Прочитав объявление, Мария Васильевна вернула газету внуку и как-то враз сникла. Никто не решался обратиться к ней с расспросами, и только Андрей, взглянув на часы, уже серьёзно, по-деловому заявил:

— Не будем гадать. Я сейчас же позвоню и договорюсь о сеансе связи по скайпу. Всё станет ясно… Так ведь, пап?

Павел Сергеевич не возражал. Он встал из-за стола, поблагодарив жену и мать за чаепитие, и вместе с сыном вышел из столовой. Не прошло и пятнадцати минут как они вернулись — радостные и возбуждённые. Сеанс связи должен был начаться через полтора часа.
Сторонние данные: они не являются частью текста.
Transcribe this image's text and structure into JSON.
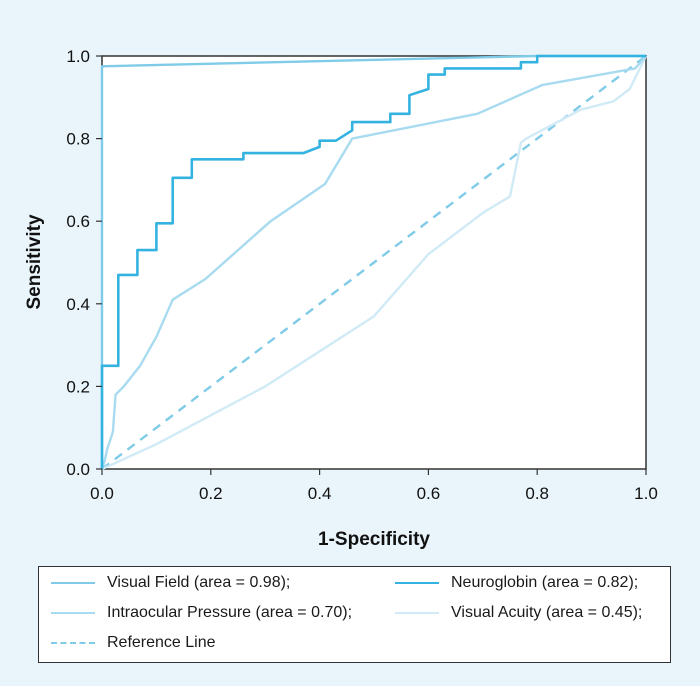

Заинтригованная предстоящим событием, семья Воронцовых собралась в комнате Андрея. Марию Васильевну — нарядную, с подправленной укладкой от природы волнистых волос, усадили на стул перед компьютером. Она недоверчиво, заметно волнуясь, стала смотреть на экран, пока Андрей устанавливал связь с её таинственным визави. Павел Сергеевич стоял рядом и с интересом наблюдал за манипуляциями сына, тоже нетерпеливо ожидая их конечного результата. Ирина Валентиновна с Катей сели с краю стола так, чтобы им хорошо был виден монитор. Наконец, Андрей радостно воскликнул:

— Бабуля, ты готова? Смотри! Сейчас, сейчас… Вот, смотри…
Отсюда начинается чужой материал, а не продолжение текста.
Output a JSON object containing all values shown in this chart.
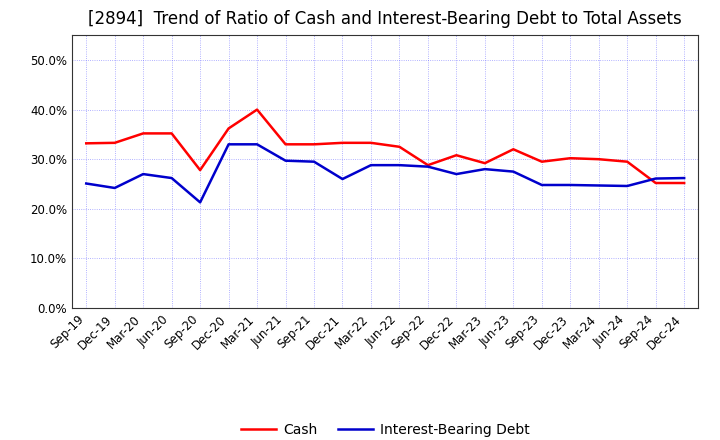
{
  "title": "[2894]  Trend of Ratio of Cash and Interest-Bearing Debt to Total Assets",
  "x_labels": [
    "Sep-19",
    "Dec-19",
    "Mar-20",
    "Jun-20",
    "Sep-20",
    "Dec-20",
    "Mar-21",
    "Jun-21",
    "Sep-21",
    "Dec-21",
    "Mar-22",
    "Jun-22",
    "Sep-22",
    "Dec-22",
    "Mar-23",
    "Jun-23",
    "Sep-23",
    "Dec-23",
    "Mar-24",
    "Jun-24",
    "Sep-24",
    "Dec-24"
  ],
  "cash": [
    0.332,
    0.333,
    0.352,
    0.352,
    0.278,
    0.362,
    0.4,
    0.33,
    0.33,
    0.333,
    0.333,
    0.325,
    0.288,
    0.308,
    0.292,
    0.32,
    0.295,
    0.302,
    0.3,
    0.295,
    0.252,
    0.252
  ],
  "interest_bearing_debt": [
    0.251,
    0.242,
    0.27,
    0.262,
    0.213,
    0.33,
    0.33,
    0.297,
    0.295,
    0.26,
    0.288,
    0.288,
    0.285,
    0.27,
    0.28,
    0.275,
    0.248,
    0.248,
    0.247,
    0.246,
    0.261,
    0.262
  ],
  "cash_color": "#ff0000",
  "debt_color": "#0000cc",
  "background_color": "#ffffff",
  "plot_bg_color": "#ffffff",
  "ylim": [
    0.0,
    0.55
  ],
  "yticks": [
    0.0,
    0.1,
    0.2,
    0.3,
    0.4,
    0.5
  ],
  "grid_color": "#5555ff",
  "legend_cash": "Cash",
  "legend_debt": "Interest-Bearing Debt",
  "title_fontsize": 12,
  "tick_fontsize": 8.5,
  "legend_fontsize": 10,
  "line_width": 1.8
}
Сначала на экране появился какой-то молодой человек. Он молча улыбнулся и скрылся. Тут же в зону видимости его камеры вошёл седовласый импозантный мужчина в сером костюме с «бабочкой» на светлой рубашке. Он уверенно сел перед компьютером и несколько минут всматривался в видимое им изображение Марии Васильевны. И вот его лицо озарила улыбка… Вот он протянул руку к монитору… Вот протянул вторую… Горький вздох… Улыбка слетела, оставив вместо себя плотно сжатые подрагивающие губы… Вот из нагрудного кармана пиджака он медленно вынул платок и обеими руками приложил его к глазам. За его спиной снова появился молодой человек и что-то тихо сказал ему на ухо. Мужчина отнял платок от глаз, не скрывая больше катившиеся по впалым, чисто выбритым щекам слёзы. Мария Васильевна замерла. Побледнев, она не отрываясь смотрела на экран. Видно было, что внутренне она порывалась что-то сказать, но не могла. Мужчина тоже молча смотрел на неё и плакал.
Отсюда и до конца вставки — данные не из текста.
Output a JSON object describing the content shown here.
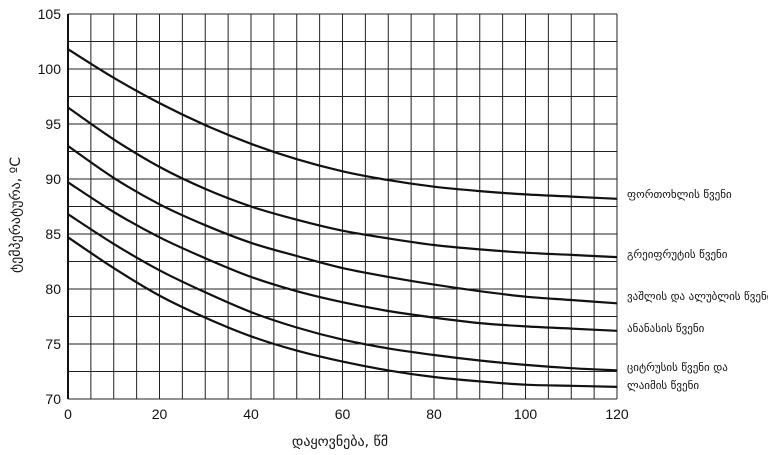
{
  "chart_data": {
    "type": "line",
    "xlabel": "დაყოვნება, წმ",
    "ylabel": "ტემპერატურა, ºC",
    "xlim": [
      0,
      120
    ],
    "ylim": [
      70,
      105
    ],
    "x_ticks": [
      "0",
      "20",
      "40",
      "60",
      "80",
      "100",
      "120"
    ],
    "y_ticks": [
      "70",
      "75",
      "80",
      "85",
      "90",
      "95",
      "100",
      "105"
    ],
    "grid": true,
    "series": [
      {
        "name": "ფორთოხლის წვენი",
        "x": [
          0,
          10,
          20,
          30,
          40,
          50,
          60,
          70,
          80,
          90,
          100,
          110,
          120
        ],
        "y": [
          101.8,
          99.2,
          96.9,
          94.9,
          93.2,
          91.8,
          90.7,
          89.9,
          89.3,
          88.9,
          88.6,
          88.4,
          88.2
        ]
      },
      {
        "name": "გრეიფრუტის წვენი",
        "x": [
          0,
          10,
          20,
          30,
          40,
          50,
          60,
          70,
          80,
          90,
          100,
          110,
          120
        ],
        "y": [
          96.5,
          93.6,
          91.1,
          89.1,
          87.5,
          86.3,
          85.3,
          84.6,
          84.0,
          83.6,
          83.3,
          83.1,
          82.9
        ]
      },
      {
        "name": "ვაშლის და ალუბლის წვენი",
        "x": [
          0,
          10,
          20,
          30,
          40,
          50,
          60,
          70,
          80,
          90,
          100,
          110,
          120
        ],
        "y": [
          93.0,
          90.1,
          87.7,
          85.8,
          84.2,
          83.0,
          81.9,
          81.1,
          80.4,
          79.8,
          79.3,
          79.0,
          78.7
        ]
      },
      {
        "name": "ანანასის წვენი",
        "x": [
          0,
          10,
          20,
          30,
          40,
          50,
          60,
          70,
          80,
          90,
          100,
          110,
          120
        ],
        "y": [
          89.7,
          87.0,
          84.7,
          82.8,
          81.1,
          79.8,
          78.8,
          78.0,
          77.4,
          76.9,
          76.6,
          76.4,
          76.2
        ]
      },
      {
        "name": "ციტრუსის წვენი და",
        "x": [
          0,
          10,
          20,
          30,
          40,
          50,
          60,
          70,
          80,
          90,
          100,
          110,
          120
        ],
        "y": [
          86.8,
          84.1,
          81.7,
          79.7,
          77.9,
          76.5,
          75.4,
          74.6,
          74.0,
          73.5,
          73.1,
          72.8,
          72.6
        ]
      },
      {
        "name": "ლაიმის წვენი",
        "x": [
          0,
          10,
          20,
          30,
          40,
          50,
          60,
          70,
          80,
          90,
          100,
          110,
          120
        ],
        "y": [
          84.7,
          81.9,
          79.4,
          77.4,
          75.7,
          74.4,
          73.4,
          72.6,
          72.0,
          71.6,
          71.3,
          71.2,
          71.1
        ]
      }
    ]
  }
}
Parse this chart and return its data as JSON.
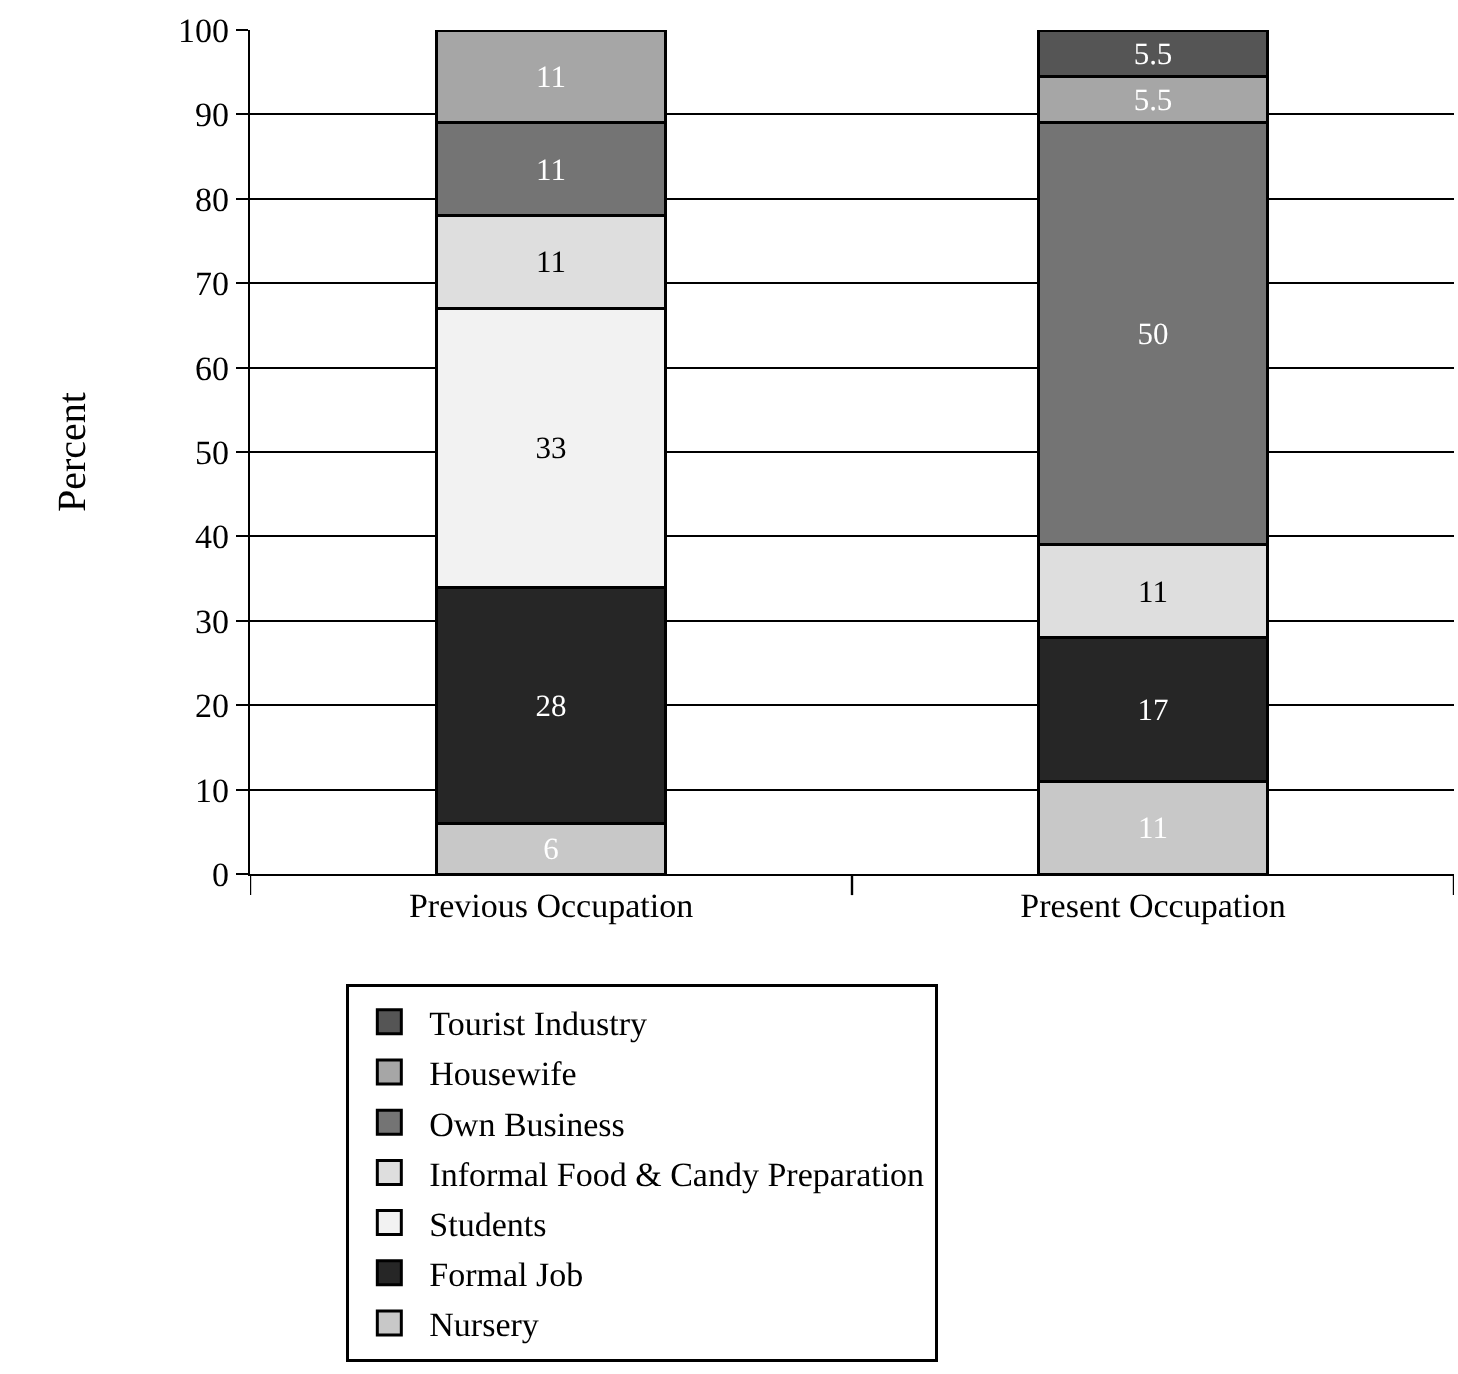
{
  "chart_data": {
    "type": "bar",
    "stacked": true,
    "ylabel": "Percent",
    "categories": [
      "Previous Occupation",
      "Present Occupation"
    ],
    "series": [
      {
        "name": "Nursery",
        "color": "#c8c8c8",
        "values": [
          6,
          11
        ]
      },
      {
        "name": "Formal Job",
        "color": "#262626",
        "values": [
          28,
          17
        ]
      },
      {
        "name": "Students",
        "color": "#f2f2f2",
        "values": [
          33,
          null
        ]
      },
      {
        "name": "Informal Food & Candy Preparation",
        "color": "#dedede",
        "values": [
          11,
          11
        ]
      },
      {
        "name": "Own Business",
        "color": "#747474",
        "values": [
          11,
          50
        ]
      },
      {
        "name": "Housewife",
        "color": "#a6a6a6",
        "values": [
          11,
          5.5
        ]
      },
      {
        "name": "Tourist Industry",
        "color": "#555555",
        "values": [
          null,
          5.5
        ]
      }
    ],
    "ylim": [
      0,
      100
    ],
    "yticks": [
      0,
      10,
      20,
      30,
      40,
      50,
      60,
      70,
      80,
      90,
      100
    ],
    "grid": "y",
    "legend": "bottom",
    "data_labels": true
  }
}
— Павлик, это ты? — незнакомым, с хрипотцой, но наполненным непередаваемой нежностью и теплотой голосом спросила Мария Васильевна.

— Я-я, фрау Марусиа! Машенька… Это я, Пауль Шнейдер… Паулик я! Майне Марусичка… Гутен абенд, майне либе!..

— Павлик, это ты?.. — Мария Васильевна покачнулась, и Павел Сергеевич с Андреем едва успели подхватить её, потерявшую сознание.

— Извините, господин Шнейдер. Бабушке плохо… Обморок, — крикнул Андрей в микрофон. — Мы попозже выйдем с вами на связь. Извините, — отключив скайп, он помог отцу перенести Марию Васильевну на диван.

Ирина Валентиновна быстро достала из аптечки в шкафу флакон с нашатырём и осторожно поднесла смоченный им комок ваты к лицу Марии Васильевны. Едкий запах аммиака подействовал быстро.

— Ну, что ж вы так, мама. Перепугали нас, — улыбнулась Ирина Валентиновна, поправляя подушку под головой свекрови. — Полежите, вам нельзя волноваться.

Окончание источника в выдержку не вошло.